Set Virtual machine automation mode to manual / partially automated
By changing the automation mode on VM-level, the virtual machine can still be placed inside a fully automated DRS cluster. Although DRS will not automatically migrate this virtual machine, it can migrate other virtual machines to ensure every virtual machine will receive its resource entitlement. However additional measures (shares and reservations) must be taken to guarantee the virtual machine enough physical resources.
Today new CPU architectures, such as the Intel Nehalem and AMD Opteron’s offer a variety of on-die caches, multiple cores \ logical CPUs and an optimized local\remote memory subsystem. These features can either helpful or be detrimental to the performance of a virtual machine with CPU affinity.
If a virtual machine is spanned across two processors (packages) it effectively results in having two L3 caches available to the virtual machine. Today’s CPU architectures offer dedicated L1 and L2 cache per core and a shared last-level L3 cache for all cores inside the CPU package. Because access to Last level cache is faster than (normal) memory, it makes sense to span the virtual machine across two processor packages to increase the amount of available L3 cache.
However the inter-socket communication speed can reduce –or remove- the positive effect of having low-latency cache available and if the workload can fit inside one cache (small cache footprint) and uses intensive intra-thread communication, than placement in one processor packaged is to be preferred over spanning multiple packages.

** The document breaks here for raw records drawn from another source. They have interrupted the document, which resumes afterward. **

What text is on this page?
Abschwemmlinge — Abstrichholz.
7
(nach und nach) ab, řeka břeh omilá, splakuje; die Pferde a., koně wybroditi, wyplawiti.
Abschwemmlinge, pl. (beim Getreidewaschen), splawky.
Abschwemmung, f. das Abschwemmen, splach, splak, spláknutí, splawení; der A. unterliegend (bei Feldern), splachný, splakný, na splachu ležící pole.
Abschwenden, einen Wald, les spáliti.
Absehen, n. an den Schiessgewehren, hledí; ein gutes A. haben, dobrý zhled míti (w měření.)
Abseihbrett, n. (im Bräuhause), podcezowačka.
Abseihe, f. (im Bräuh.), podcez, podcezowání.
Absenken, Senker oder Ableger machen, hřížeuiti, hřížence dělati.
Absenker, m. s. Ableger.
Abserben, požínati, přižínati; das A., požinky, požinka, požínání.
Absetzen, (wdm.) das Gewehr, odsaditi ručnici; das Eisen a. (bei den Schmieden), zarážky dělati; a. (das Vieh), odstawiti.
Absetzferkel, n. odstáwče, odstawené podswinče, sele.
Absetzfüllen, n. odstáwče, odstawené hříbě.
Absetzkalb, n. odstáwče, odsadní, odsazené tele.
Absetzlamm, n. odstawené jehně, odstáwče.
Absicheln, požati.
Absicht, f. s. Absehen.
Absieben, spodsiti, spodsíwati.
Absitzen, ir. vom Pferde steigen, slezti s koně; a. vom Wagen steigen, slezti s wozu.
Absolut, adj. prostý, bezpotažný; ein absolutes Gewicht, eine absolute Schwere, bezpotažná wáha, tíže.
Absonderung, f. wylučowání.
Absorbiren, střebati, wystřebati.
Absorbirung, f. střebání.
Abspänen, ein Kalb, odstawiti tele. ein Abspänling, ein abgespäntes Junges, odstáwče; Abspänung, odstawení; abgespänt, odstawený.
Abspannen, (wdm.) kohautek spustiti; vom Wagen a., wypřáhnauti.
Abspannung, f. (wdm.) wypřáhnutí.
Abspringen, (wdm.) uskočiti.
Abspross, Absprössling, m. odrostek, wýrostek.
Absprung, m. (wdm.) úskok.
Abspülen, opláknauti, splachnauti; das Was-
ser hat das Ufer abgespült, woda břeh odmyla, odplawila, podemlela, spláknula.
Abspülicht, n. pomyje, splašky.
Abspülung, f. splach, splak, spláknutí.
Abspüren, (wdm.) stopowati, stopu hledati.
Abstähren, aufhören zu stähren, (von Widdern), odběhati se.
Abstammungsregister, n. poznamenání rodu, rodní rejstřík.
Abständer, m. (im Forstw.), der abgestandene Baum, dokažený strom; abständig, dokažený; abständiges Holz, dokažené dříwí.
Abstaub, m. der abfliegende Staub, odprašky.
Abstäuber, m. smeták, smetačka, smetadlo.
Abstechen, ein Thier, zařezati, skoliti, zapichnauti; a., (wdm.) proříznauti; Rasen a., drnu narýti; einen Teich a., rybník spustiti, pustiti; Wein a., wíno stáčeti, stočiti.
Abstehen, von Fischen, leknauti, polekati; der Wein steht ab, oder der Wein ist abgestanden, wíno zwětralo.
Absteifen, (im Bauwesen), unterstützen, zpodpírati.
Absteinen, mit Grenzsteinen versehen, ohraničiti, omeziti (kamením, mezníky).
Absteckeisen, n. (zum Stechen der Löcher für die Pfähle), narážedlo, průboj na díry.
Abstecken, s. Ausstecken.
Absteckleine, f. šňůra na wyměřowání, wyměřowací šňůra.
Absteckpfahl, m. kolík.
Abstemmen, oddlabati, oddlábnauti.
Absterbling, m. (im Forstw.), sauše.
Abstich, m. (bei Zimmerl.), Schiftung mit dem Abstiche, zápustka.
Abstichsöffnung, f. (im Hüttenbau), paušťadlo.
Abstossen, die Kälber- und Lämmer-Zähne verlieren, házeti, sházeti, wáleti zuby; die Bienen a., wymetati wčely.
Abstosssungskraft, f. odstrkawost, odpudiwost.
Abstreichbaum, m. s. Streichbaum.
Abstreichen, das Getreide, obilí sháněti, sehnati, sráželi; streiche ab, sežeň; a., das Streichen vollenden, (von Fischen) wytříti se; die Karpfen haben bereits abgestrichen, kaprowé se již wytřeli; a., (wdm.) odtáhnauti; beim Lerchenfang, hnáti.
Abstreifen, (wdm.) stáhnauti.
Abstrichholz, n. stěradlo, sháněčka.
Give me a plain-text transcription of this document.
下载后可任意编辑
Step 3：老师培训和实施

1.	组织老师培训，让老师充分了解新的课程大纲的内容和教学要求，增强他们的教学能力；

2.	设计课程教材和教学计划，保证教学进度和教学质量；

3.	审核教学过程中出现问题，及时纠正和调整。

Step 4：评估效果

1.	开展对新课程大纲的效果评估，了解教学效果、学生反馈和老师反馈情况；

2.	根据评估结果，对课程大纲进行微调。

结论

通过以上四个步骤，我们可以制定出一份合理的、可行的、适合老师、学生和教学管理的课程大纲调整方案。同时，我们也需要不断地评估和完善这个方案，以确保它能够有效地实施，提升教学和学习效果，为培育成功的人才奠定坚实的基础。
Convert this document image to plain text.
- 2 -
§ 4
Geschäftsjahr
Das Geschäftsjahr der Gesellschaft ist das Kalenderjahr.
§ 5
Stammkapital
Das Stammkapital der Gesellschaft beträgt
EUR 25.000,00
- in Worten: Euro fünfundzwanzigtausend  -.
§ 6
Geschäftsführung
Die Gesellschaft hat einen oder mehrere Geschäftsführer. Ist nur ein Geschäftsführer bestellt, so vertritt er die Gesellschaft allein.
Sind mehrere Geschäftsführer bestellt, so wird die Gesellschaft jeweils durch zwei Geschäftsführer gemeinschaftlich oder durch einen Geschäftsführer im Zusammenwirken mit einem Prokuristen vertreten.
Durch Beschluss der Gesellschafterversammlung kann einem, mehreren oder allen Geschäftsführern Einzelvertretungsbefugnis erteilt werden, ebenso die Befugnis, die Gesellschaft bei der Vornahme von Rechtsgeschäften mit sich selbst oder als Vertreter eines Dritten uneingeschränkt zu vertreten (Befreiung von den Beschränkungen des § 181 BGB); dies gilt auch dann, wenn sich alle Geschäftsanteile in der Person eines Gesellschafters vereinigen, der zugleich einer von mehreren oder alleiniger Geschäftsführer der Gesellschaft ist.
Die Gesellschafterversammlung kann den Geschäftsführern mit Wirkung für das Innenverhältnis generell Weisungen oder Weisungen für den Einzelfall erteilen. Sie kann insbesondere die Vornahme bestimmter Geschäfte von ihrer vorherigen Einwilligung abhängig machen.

If a virtual machine is running on a HyperThreading-enabled system it is best to set the CPU-affinity to logical CPUs not belonging to the same core. The HT threads on a core are translated by the VMkernel as logical CPUs and are consecutively numbers, for example Core 1 contains LCPU0 and LCPU1, Core 2 contains LCPU2 and LCPU3, etc. If CPU-affinity is set to logical CPUs belonging to the same core, both vCPUs of the virtual machine need to compete with each other for physical CPU resources. By scheduling a virtual machine on logical CPUs of different cores, it doesn’t have to compete and can benefit the vCPUs’ throughput because the VMkernel allows the vCPU to use the entire Cores’ resources if only one logical CPU residing on the core is active.
If CPU affinity is set on a virtual machine running in a NUMA architecture (Intel Nehalem and AMD Opteron) the virtual machine is treated as a NON-NUMA client and gets excluded from NUMA scheduling. Therefore the NUMA scheduler will not set a memory affinity for the virtual machine to its current NUMA node and the VMkernel can allocate memory from every available NUMA node in the system Therefore the virtual machine may end up running on a different NUMA node than were its memory is residing, resulting in unnecessary memory latency and possibly higher %Ready time as the instruction must wait until the memory is fetched from a remote node.
The bottomline is that almost in every case CPU affinity is better left unused. Scheduling threads is very complex, scheduling threads belonging to multiple virtual machines with different priorities, activity, progress and still considering optimal use of the underlying CPU and memory architecture is mind-blowing complex. The CPU scheduler is aware of all these components and together with the global scheduler (DRS) it can see to it that the virtual machine will receive its resource entitlement. If the virtual machine must have access to physical resources at any time, other mechanisms such as resource allocation settings will have a better effect than using the advanced setting CPU-affinity.